Her home shop stood like a bright dwarf among dead giants and burned rubble at the western end of the old strip. The old ones, Harvey's and Caesar's and Harrah's, had been built for a bigger tourist trade. They'd been built for a massive power grid, too. Those still standing were dark, left to crumble, the casinos closed. She wished she could either get them up and running again or just tear the damned things down like they'd tried to do in Vegas before they ran out of workers. People came to Tahoe for a good time; relics of the crowded past were too depressing. Blackjack was wide and long and three stories high, bleeding light from every door and window, noise from every chink and crack. This had been a good season. Lots of people tossing their coins and bills into the slots, braving the tables, losing their money with the self-satisfaction of high rollers. And Judith always made sure there were plenty of winners, that Blackjack had the payoff rep, the word-of-mouth whisper. Judith was wise and she was clever and that was why the Coleman's owned Blackjack and pieces of the relics and of a couple much smaller independent casinos on the strip near Stateline. They had only one real Scorsi's Luck, opened thirty years before in a motel down past the old California line. She felt acid burn the back of her throat, felt her mouth twist in disgust. Scorsi. Back to work.

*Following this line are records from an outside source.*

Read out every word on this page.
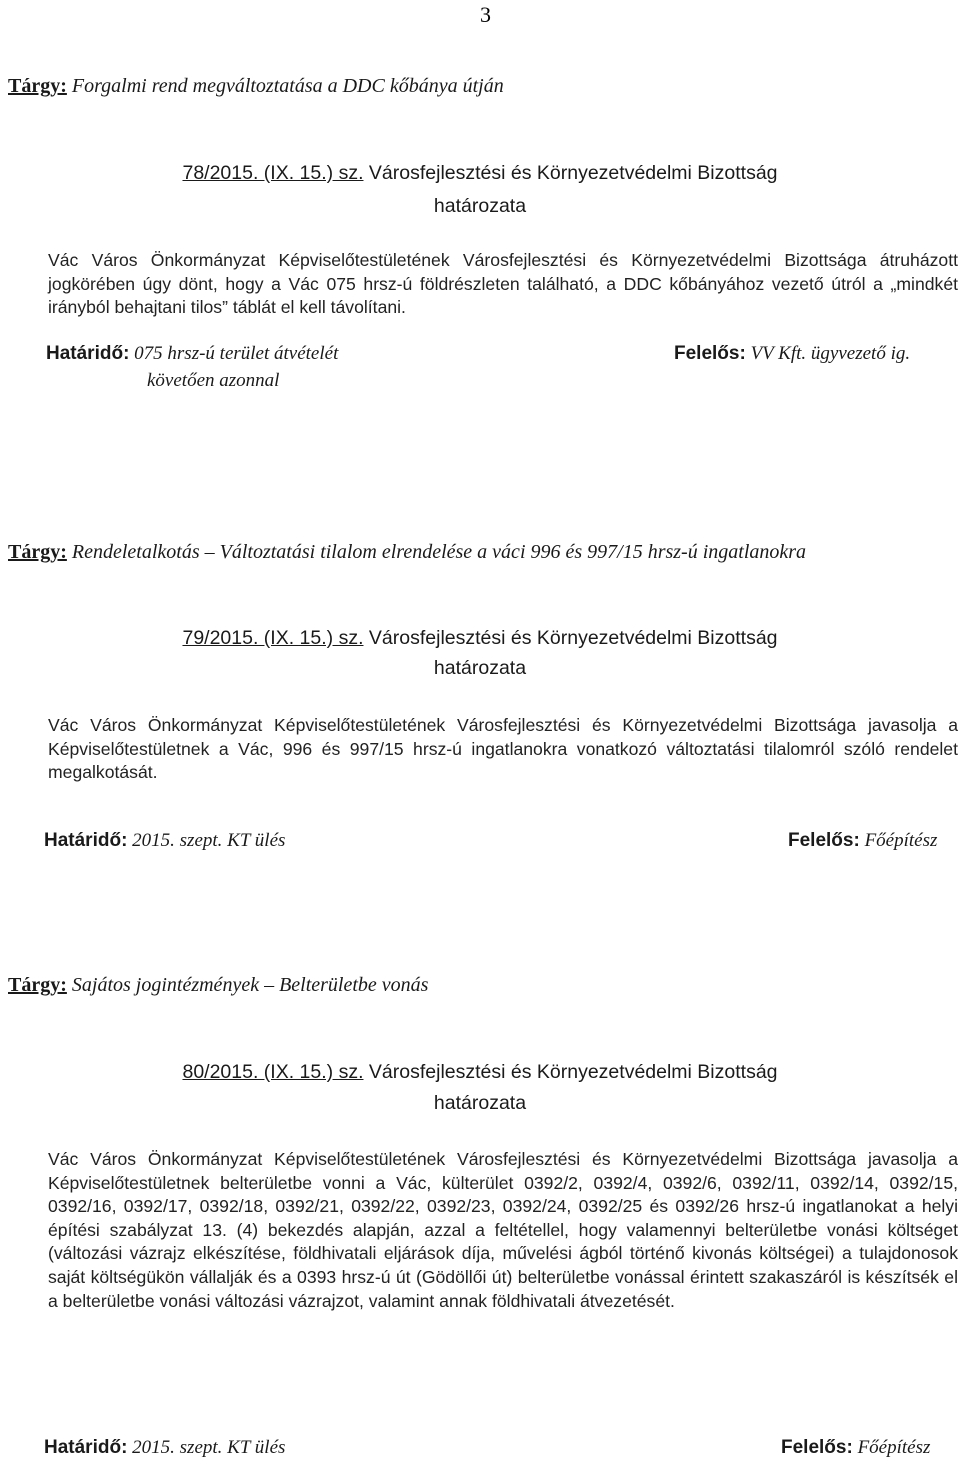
3
Tárgy: Forgalmi rend megváltoztatása a DDC kőbánya útján
78/2015. (IX. 15.) sz. Városfejlesztési és Környezetvédelmi Bizottság
határozata
Vác Város Önkormányzat Képviselőtestületének Városfejlesztési és Környezetvédelmi Bizottsága átruházott jogkörében úgy dönt, hogy a Vác 075 hrsz-ú földrészleten található, a DDC kőbányához vezető útról a „mindkét irányból behajtani tilos” táblát el kell távolítani.
Határidő: 075 hrsz-ú terület átvételét
követően azonnal
Felelős: VV Kft. ügyvezető ig.
Tárgy: Rendeletalkotás – Változtatási tilalom elrendelése a váci 996 és 997/15 hrsz-ú ingatlanokra
79/2015. (IX. 15.) sz. Városfejlesztési és Környezetvédelmi Bizottság
határozata
Vác Város Önkormányzat Képviselőtestületének Városfejlesztési és Környezetvédelmi Bizottsága javasolja a Képviselőtestületnek a Vác, 996 és 997/15 hrsz-ú ingatlanokra vonatkozó változtatási tilalomról szóló rendelet megalkotását.
Határidő: 2015. szept. KT ülés	Felelős: Főépítész
Tárgy: Sajátos jogintézmények – Belterületbe vonás
80/2015. (IX. 15.) sz. Városfejlesztési és Környezetvédelmi Bizottság
határozata
Vác Város Önkormányzat Képviselőtestületének Városfejlesztési és Környezetvédelmi Bizottsága javasolja a Képviselőtestületnek belterületbe vonni a Vác, külterület 0392/2, 0392/4, 0392/6, 0392/11, 0392/14, 0392/15, 0392/16, 0392/17, 0392/18, 0392/21, 0392/22, 0392/23, 0392/24, 0392/25 és 0392/26 hrsz-ú ingatlanokat a helyi építési szabályzat 13. (4) bekezdés alapján, azzal a feltétellel, hogy valamennyi belterületbe vonási költséget (változási vázrajz elkészítése, földhivatali eljárások díja, művelési ágból történő kivonás költségei) a tulajdonosok saját költségükön vállalják és a 0393 hrsz-ú út (Gödöllői út) belterületbe vonással érintett szakaszáról is készítsék el a belterületbe vonási változási vázrajzot, valamint annak földhivatali átvezetését.
Határidő: 2015. szept. KT ülés	Felelős: Főépítész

I admit I'm partial towards this author, but I consider "Blackjack" to be a unique take on post-apoc fiction. I'll avoid spoilers and a synopsis, but rest assured, this is definitely not sci-fi trope.
The novel follows Rica Marin, a mercenary/enforcer for the governor of one of the stronger territories in a future Balkanized America. Investigating rumors of corruption and power brokering by a prominent family in Tahoe, Rica works undercover as a nightclub singer in the shabby remains of a casino and gets entangled in a web of violence, lies, and treachery. Might sound like an off-the-shelf plot line, but "Blackjack" features solid writing and credible characters, and deftly manages to be gritty without being bleak, strong without being heavy-handed, and realistic without resorting to sentiment. Highly recommended.